Shell did not respond to requests for comment about the fund.
Regulating environmental justice
The Pennsylvania Department of Environmental Protection has a complicated relationship with the communities it’s tasked with protecting. In the past, residents of some of the state’s most heavily fracked regions have bitterly joked that the agency’s acronym, DEP, actually stands for “Don’t Expect Protection.”
The agency, under new leadership following the inauguration of Pennsylvania Governor Josh Shapiro in January and the appointment of Rich Negrin as Department Secretary in June, hopes to change that — particularly among members of the state’s environmental justice communities.
Within 15 miles of Shell’s plant, there are at least eight communities where residents are more than 30% non-white or more than 20% of people live in poverty, making them environmental justice communities under state law.
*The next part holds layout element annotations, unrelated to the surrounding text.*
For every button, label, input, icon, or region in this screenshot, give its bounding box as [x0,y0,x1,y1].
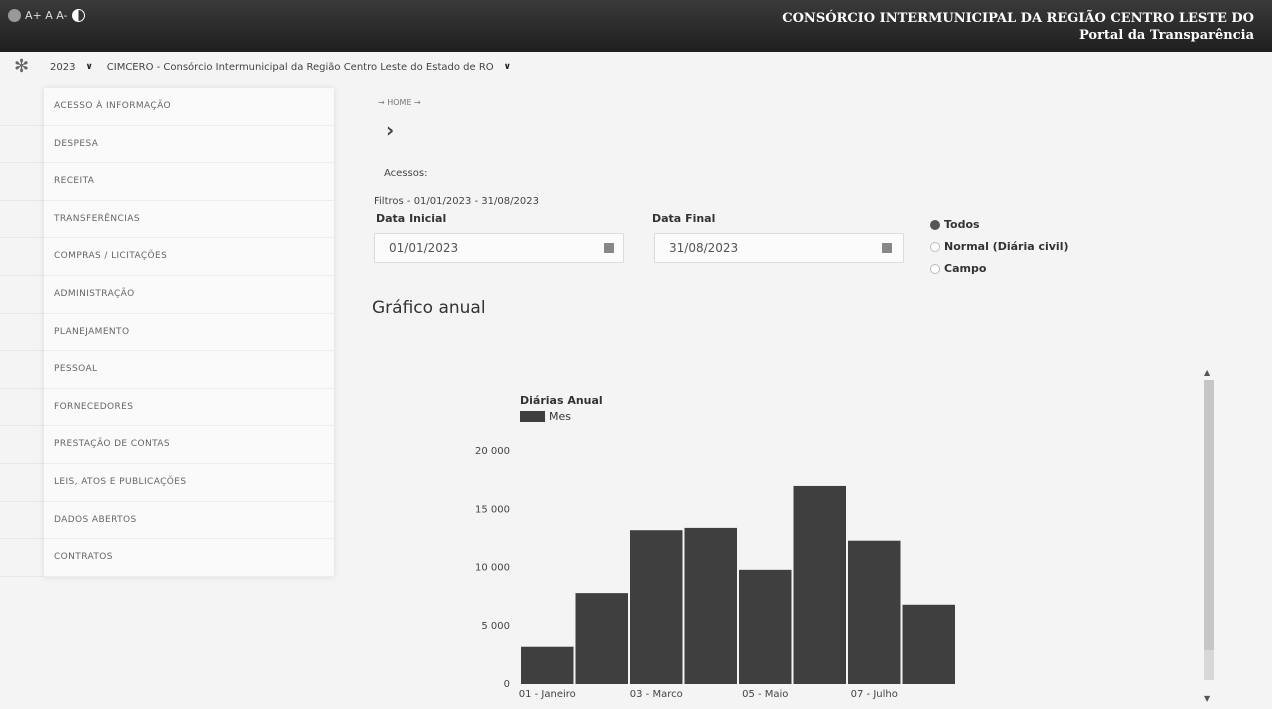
end-date-label: Data Final [652,212,716,225]
annual-chart: Diárias Anual Mes 05 000 10 000 15 000 20 0… [440,390,960,709]
start-date-input[interactable]: 01/01/2023 [374,233,624,263]
radio-campo[interactable]: Campo [930,262,986,275]
start-date-label: Data Inicial [376,212,447,225]
start-date-value: 01/01/2023 [389,241,459,255]
sidebar-item-leis-atos[interactable]: Leis, Atos e Publicações [0,464,334,502]
sidebar-item-transferencias[interactable]: Transferências [0,201,334,239]
bar-1 [521,646,574,684]
y-tick-label: 5 000 [481,621,510,632]
bar-3 [630,530,683,684]
y-tick-label: 10 000 [475,563,510,574]
calendar-icon[interactable] [604,243,614,253]
radio-label: Todos [944,218,980,231]
bar-8 [902,604,955,684]
chevron-down-icon: ∨ [85,62,93,72]
chevron-right-icon[interactable]: › [386,118,394,142]
sidebar-item-compras-licitacoes[interactable]: Compras / Licitações [0,238,334,276]
chart-heading: Gráfico anual [372,298,486,318]
chevron-down-icon: ∨ [503,62,511,72]
y-tick-label: 20 000 [475,446,510,457]
entity-select[interactable]: CIMCERO - Consórcio Intermunicipal da Re… [107,62,511,73]
scroll-thumb[interactable] [1204,380,1214,650]
scroll-up-icon[interactable]: ▲ [1204,368,1210,377]
radio-normal[interactable]: Normal (Diária civil) [930,240,1069,253]
x-tick-label: 01 - Janeiro [519,689,576,700]
acessos-label: Acessos: [384,168,428,179]
radio-indicator [930,241,940,252]
org-name: CONSÓRCIO INTERMUNICIPAL DA REGIÃO CENTR… [782,11,1254,26]
sidebar-item-fornecedores[interactable]: Fornecedores [0,389,334,427]
entity-value: CIMCERO - Consórcio Intermunicipal da Re… [106,61,494,73]
scroll-down-icon[interactable]: ▼ [1204,694,1210,703]
year-select[interactable]: 2023 ∨ [50,62,93,73]
font-size-controls[interactable]: A+ A A- [25,9,68,22]
end-date-value: 31/08/2023 [669,241,739,255]
scrollbar[interactable]: ▲ ▼ [1196,368,1220,709]
x-tick-label: 07 - Julho [851,689,898,700]
sidebar-menu: Acesso à Informação Despesa Receita Tran… [0,88,334,577]
bar-6 [793,485,846,684]
sidebar-item-contratos[interactable]: Contratos [0,539,334,577]
x-tick-label: 05 - Maio [742,689,788,700]
logo-icon: ✻ [14,56,30,77]
sidebar-item-planejamento[interactable]: Planejamento [0,314,334,352]
y-tick-label: 0 [504,679,510,690]
radio-label: Campo [944,262,987,275]
chart-svg: 0 5 000 10 000 15 000 20 000 01 - Janeiro 03 -… [475,446,955,700]
globe-icon[interactable] [8,9,21,22]
bar-5 [739,569,792,684]
breadcrumb[interactable]: → HOME → [378,98,421,107]
radio-label: Normal (Diária civil) [944,240,1069,253]
radio-todos[interactable]: Todos [930,218,980,231]
bar-2 [575,593,628,684]
end-date-input[interactable]: 31/08/2023 [654,233,904,263]
portal-name: Portal da Transparência [1078,28,1254,43]
calendar-icon[interactable] [882,243,892,253]
bar-4 [684,527,737,684]
selector-bar: ✻ 2023 ∨ CIMCERO - Consórcio Intermunici… [14,56,614,78]
sidebar-item-administracao[interactable]: Administração [0,276,334,314]
y-tick-label: 15 000 [475,504,510,515]
site-title: CONSÓRCIO INTERMUNICIPAL DA REGIÃO CENTR… [782,10,1254,44]
year-value: 2023 [50,61,76,73]
sidebar-item-prestacao-contas[interactable]: Prestação de Contas [0,426,334,464]
radio-indicator [930,219,940,230]
sidebar-item-dados-abertos[interactable]: Dados Abertos [0,502,334,540]
sidebar-item-acesso-informacao[interactable]: Acesso à Informação [0,88,334,126]
sidebar-item-receita[interactable]: Receita [0,163,334,201]
accessibility-controls: A+ A A- [8,9,85,22]
bar-7 [848,540,901,684]
sidebar-item-pessoal[interactable]: Pessoal [0,351,334,389]
filters-summary: Filtros - 01/01/2023 - 31/08/2023 [374,196,539,207]
x-tick-label: 03 - Marco [630,689,683,700]
sidebar-item-despesa[interactable]: Despesa [0,126,334,164]
top-header: A+ A A- CONSÓRCIO INTERMUNICIPAL DA REGI… [0,0,1272,52]
radio-indicator [930,263,940,274]
contrast-icon[interactable] [71,9,85,22]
Environmental justice communities are supposed to get extra consideration during permitting for polluting facilities, but the agency didn’t meet with members of these communities while permitting Shell’s ethane cracker because the facility wasn’t within their geographic boundaries. Those policies are now being reconsidered.
“As DEP updates environmental justice policies, and even how we characterize environmental justice areas, the goal remains to ensure that Pennsylvanians have a voice in the decision-making process,” Fernando Treviño, the agency’s newly-appointed special deputy secretary for the Office of Environmental Justice, told EHN in an email. “DEP is working to do that on the front end at the permit application review stage, and right here in our communities where people have been impacted.”
Before the community meeting on Shell’s fine money, Treviño spent weeks meeting one-on-one with locals to hear concerns about the plant’s pollution and their hopes for the funds. He mostly listened, but he also told people he wanted to help restore the community’s trust in their state regulators.
“In many ways DEP is forging new relationships in this community, by meeting with budding grassroots organizations, established institutions, and community advocates and leaders,” Treviño said. “What we’re trying to show here is that DEP’s enforcement goes beyond fines… That’s an important part of our toolbox, but we’re re-thinking this model.”
The agency is using these efforts in Beaver County as a blueprint for other communities facing industrial pollution, with plans to secure similar community-run mitigation funds when the law allows it. The agency is also working to post additional emissions data online, require demonstrations that pollution controls are functioning properly, and mandate repairs to facilities like Shell’s ethane cracker, according to Treviño.
While there’s still frustration that the fines levied against Shell may not be large enough to actually deter pollution violations, community advocates expressed gratitude for these new initiatives.
“This whole process was very transparent and open to community participation,” said Mehalik, the director of the Breathe Project. “That’s a big, transformative change at the DEP’s environmental justice office; and it’s a very welcome change.”